At a March town-hall meeting in Mississippi, Senator Elizabeth Warren declared, “Every vote matters, and the way we can make that happen is [to] have national voting, and that means [getting] rid of the Electoral College.” The crowd responded with what The New York Times described as “one of her longest ovations of the night.”
Warren, who also says that “we need a constitutional amendment that protects the right to vote for every American citizen and to make sure that vote gets counted,” is not the only presidential contender going big on democracy issues. Senator Kirsten Gillibrand is backing an amendment to “abolish the Electoral College” introduced by Senator Brian Schatz, while Senators Kamala Harris, Cory Booker, and Bernie Sanders have signaled their willingness to address the Electoral College’s anti-democratic impact, as have former representative Beto O’Rourke and former housing secretary Julián Castro. Possible presidential contender Pete Buttigieg, the mayor of South Bend, Indiana, says: “The Electoral College needs to go, because it’s made our society less and less democratic.” Buttigieg sees that move as part of a democracy agenda that includes ending gerrymandering, extending voting rights, and, probably, amending the Constitution to reverse the damage done by the Supreme Court’s 2010 Citizens United decision. (Sanders has already proposed amendments to overturn Citizens United, which he decries as “one of the most disastrous decisions in [the Court’s] history.”)

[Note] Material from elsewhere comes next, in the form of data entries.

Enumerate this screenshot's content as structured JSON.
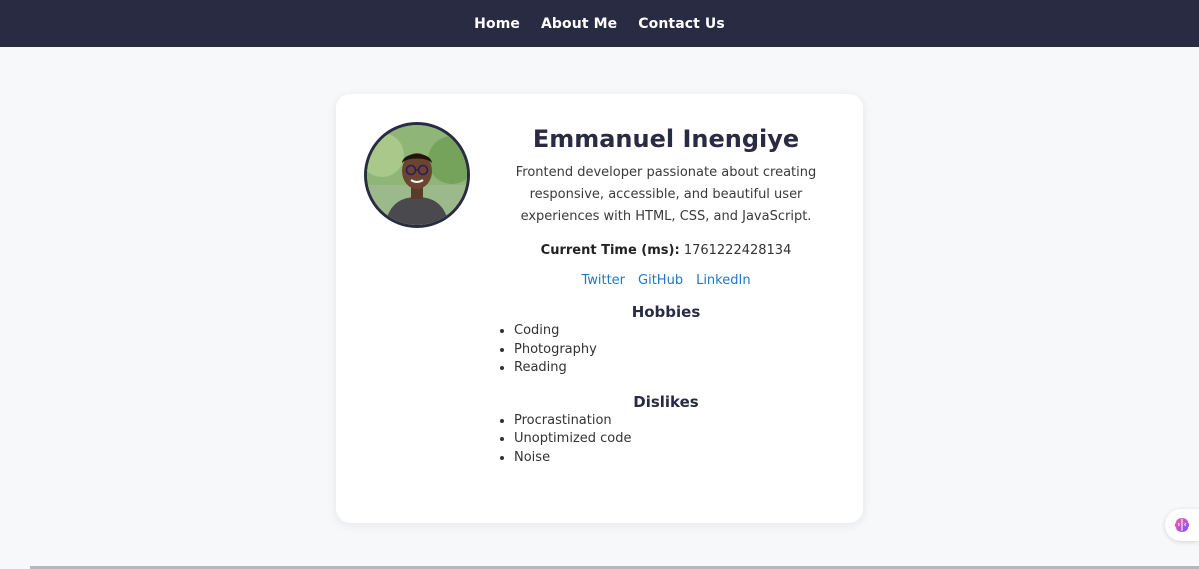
{
  "nav": {
    "items": [
      {
        "label": "Home"
      },
      {
        "label": "About Me"
      },
      {
        "label": "Contact Us"
      }
    ]
  },
  "profile": {
    "name": "Emmanuel Inengiye",
    "bio": "Frontend developer passionate about creating responsive, accessible, and beautiful user experiences with HTML, CSS, and JavaScript.",
    "time_label": "Current Time (ms):",
    "time_value": "1761222428134",
    "avatar_icon": "profile-photo",
    "socials": [
      {
        "label": "Twitter"
      },
      {
        "label": "GitHub"
      },
      {
        "label": "LinkedIn"
      }
    ]
  },
  "hobbies": {
    "title": "Hobbies",
    "items": [
      "Coding",
      "Photography",
      "Reading"
    ]
  },
  "dislikes": {
    "title": "Dislikes",
    "items": [
      "Procrastination",
      "Unoptimized code",
      "Noise"
    ]
  },
  "widget": {
    "icon": "brain-icon"
  },
  "colors": {
    "navbar": "#282b42",
    "link": "#1f78c8",
    "background": "#f7f8fa"
  }
}
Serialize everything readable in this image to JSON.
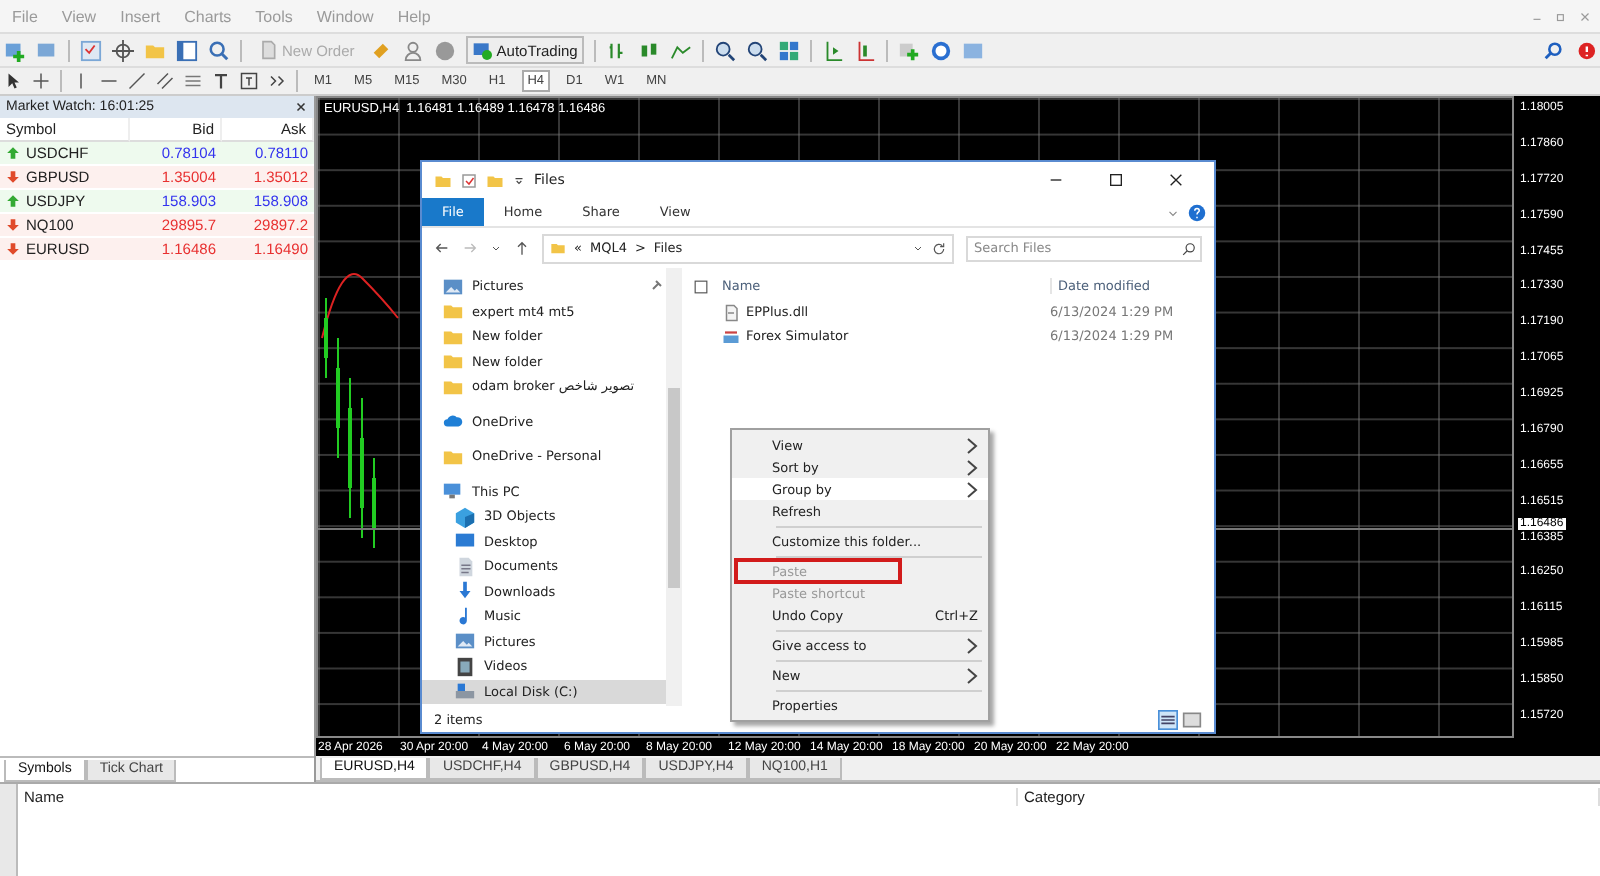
{
  "menu": [
    "File",
    "View",
    "Insert",
    "Charts",
    "Tools",
    "Window",
    "Help"
  ],
  "toolbar": {
    "new_order": {
      "label": "New Order",
      "disabled": true
    },
    "autotrading": {
      "label": "AutoTrading"
    }
  },
  "timeframes": [
    {
      "label": "M1",
      "selected": false
    },
    {
      "label": "M5",
      "selected": false
    },
    {
      "label": "M15",
      "selected": false
    },
    {
      "label": "M30",
      "selected": false
    },
    {
      "label": "H1",
      "selected": false
    },
    {
      "label": "H4",
      "selected": true
    },
    {
      "label": "D1",
      "selected": false
    },
    {
      "label": "W1",
      "selected": false
    },
    {
      "label": "MN",
      "selected": false
    }
  ],
  "market_watch": {
    "title": "Market Watch: 16:01:25",
    "columns": [
      "Symbol",
      "Bid",
      "Ask"
    ],
    "rows": [
      {
        "symbol": "USDCHF",
        "bid": "0.78104",
        "ask": "0.78110",
        "kind": "up"
      },
      {
        "symbol": "GBPUSD",
        "bid": "1.35004",
        "ask": "1.35012",
        "kind": "down"
      },
      {
        "symbol": "USDJPY",
        "bid": "158.903",
        "ask": "158.908",
        "kind": "up"
      },
      {
        "symbol": "NQ100",
        "bid": "29895.7",
        "ask": "29897.2",
        "kind": "down"
      },
      {
        "symbol": "EURUSD",
        "bid": "1.16486",
        "ask": "1.16490",
        "kind": "down"
      }
    ],
    "tabs": [
      {
        "label": "Symbols",
        "selected": true
      },
      {
        "label": "Tick Chart",
        "selected": false
      }
    ]
  },
  "chart": {
    "header": "EURUSD,H4  1.16481 1.16489 1.16478 1.16486",
    "price_labels": [
      "1.18005",
      "1.17860",
      "1.17720",
      "1.17590",
      "1.17455",
      "1.17330",
      "1.17190",
      "1.17065",
      "1.16925",
      "1.16790",
      "1.16655",
      "1.16515",
      "1.16385",
      "1.16250",
      "1.16115",
      "1.15985",
      "1.15850",
      "1.15720"
    ],
    "current_price": "1.16486",
    "time_labels": [
      "28 Apr 2026",
      "30 Apr 20:00",
      "4 May 20:00",
      "6 May 20:00",
      "8 May 20:00",
      "12 May 20:00",
      "14 May 20:00",
      "18 May 20:00",
      "20 May 20:00",
      "22 May 20:00"
    ]
  },
  "chart_tabs": [
    {
      "label": "EURUSD,H4",
      "selected": true
    },
    {
      "label": "USDCHF,H4",
      "selected": false
    },
    {
      "label": "GBPUSD,H4",
      "selected": false
    },
    {
      "label": "USDJPY,H4",
      "selected": false
    },
    {
      "label": "NQ100,H1",
      "selected": false
    }
  ],
  "explorer": {
    "title": "Files",
    "ribbon_tabs": [
      {
        "label": "File",
        "selected": true
      },
      {
        "label": "Home",
        "selected": false
      },
      {
        "label": "Share",
        "selected": false
      },
      {
        "label": "View",
        "selected": false
      }
    ],
    "path": [
      "«",
      "MQL4",
      ">",
      "Files"
    ],
    "search": {
      "placeholder": "Search Files"
    },
    "nav_sections": [
      [
        {
          "label": "Pictures",
          "kind": "pictures",
          "pinned": true,
          "selected": false
        },
        {
          "label": "expert mt4 mt5",
          "kind": "folder",
          "selected": false
        },
        {
          "label": "New folder",
          "kind": "folder",
          "selected": false
        },
        {
          "label": "New folder",
          "kind": "folder",
          "selected": false
        },
        {
          "label": "odam broker تصویر شاخص",
          "kind": "folder",
          "selected": false
        }
      ],
      [
        {
          "label": "OneDrive",
          "kind": "cloud",
          "selected": false
        }
      ],
      [
        {
          "label": "OneDrive - Personal",
          "kind": "folder",
          "selected": false
        }
      ],
      [
        {
          "label": "This PC",
          "kind": "pc",
          "selected": false,
          "children": [
            {
              "label": "3D Objects",
              "kind": "cube",
              "selected": false
            },
            {
              "label": "Desktop",
              "kind": "desktop",
              "selected": false
            },
            {
              "label": "Documents",
              "kind": "documents",
              "selected": false
            },
            {
              "label": "Downloads",
              "kind": "downloads",
              "selected": false
            },
            {
              "label": "Music",
              "kind": "music",
              "selected": false
            },
            {
              "label": "Pictures",
              "kind": "pictures",
              "selected": false
            },
            {
              "label": "Videos",
              "kind": "videos",
              "selected": false
            },
            {
              "label": "Local Disk (C:)",
              "kind": "disk",
              "selected": true
            }
          ]
        }
      ]
    ],
    "select_all": {
      "checked": false
    },
    "columns": [
      "Name",
      "Date modified"
    ],
    "files": [
      {
        "name": "EPPlus.dll",
        "modified": "6/13/2024 1:29 PM",
        "kind": "dll"
      },
      {
        "name": "Forex Simulator",
        "modified": "6/13/2024 1:29 PM",
        "kind": "app"
      }
    ],
    "status": "2 items"
  },
  "context_menu": [
    {
      "kind": "item",
      "label": "View",
      "submenu": true,
      "disabled": false,
      "selected": false
    },
    {
      "kind": "item",
      "label": "Sort by",
      "submenu": true,
      "disabled": false,
      "selected": false
    },
    {
      "kind": "item",
      "label": "Group by",
      "submenu": true,
      "disabled": false,
      "selected": true
    },
    {
      "kind": "item",
      "label": "Refresh",
      "submenu": false,
      "disabled": false,
      "selected": false
    },
    {
      "kind": "separator"
    },
    {
      "kind": "item",
      "label": "Customize this folder...",
      "submenu": false,
      "disabled": false,
      "selected": false
    },
    {
      "kind": "separator"
    },
    {
      "kind": "item",
      "label": "Paste",
      "submenu": false,
      "disabled": true,
      "selected": false,
      "outlined": true
    },
    {
      "kind": "item",
      "label": "Paste shortcut",
      "submenu": false,
      "disabled": true,
      "selected": false
    },
    {
      "kind": "item",
      "label": "Undo Copy",
      "shortcut": "Ctrl+Z",
      "submenu": false,
      "disabled": false,
      "selected": false
    },
    {
      "kind": "separator"
    },
    {
      "kind": "item",
      "label": "Give access to",
      "submenu": true,
      "disabled": false,
      "selected": false
    },
    {
      "kind": "separator"
    },
    {
      "kind": "item",
      "label": "New",
      "submenu": true,
      "disabled": false,
      "selected": false
    },
    {
      "kind": "separator"
    },
    {
      "kind": "item",
      "label": "Properties",
      "submenu": false,
      "disabled": false,
      "selected": false
    }
  ],
  "bottom_panel": {
    "columns": [
      "Name",
      "Category"
    ]
  }
}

This bolder level of ambition is finding expression in Congress, where Senator Jeff Merkley has been championing amendments and legislative action to guarantee equal representation for every American. In combination with the For the People Act—which John Sarbanes and other House Democrats have advanced to extend voting rights, guard against partisan gerrymandering, and limit the influence of big money in our politics—Merkley and Senator Tom Udall have introduced bills that are designed to create what Merkley refers to as “We the People” democracy. With Udall, he’s proposing a constitutional amendment to abolish the Electoral College and a plan to establish a commission to develop proposals for providing citizens of the District of Columbia, Puerto Rico, and the territories of Guam, the US Virgin Islands, American Samoa, and the Northern Mariana Islands with full voting representation in Congress.
The latter proposal is vital for a country that began with a revolt against colonialism. It is shocking, at this late stage in the American experiment, that roughly 4 million US citizens are denied voting representation in Congress. Merkley knows there will be pushback from Republicans, and perhaps even from some within his own party. But he reminds us that “we need real, equal representation if we want a government that responds to the big issues impacting working families’ lives.”
What Senator Merkley understands is something that must be recognized by every Democrat who seeks the party’s presidential nomination in 2020, and by every progressive who bids for a House or Senate seat. We have entered an era of bold proposals for a Green New Deal, Medicare for All, a doubling of the federal minimum wage, and tuition-free college. But to secure the change sufficient to achieve economic, social, and racial justice, we must also make the structural reforms that will bring full democracy to the United States.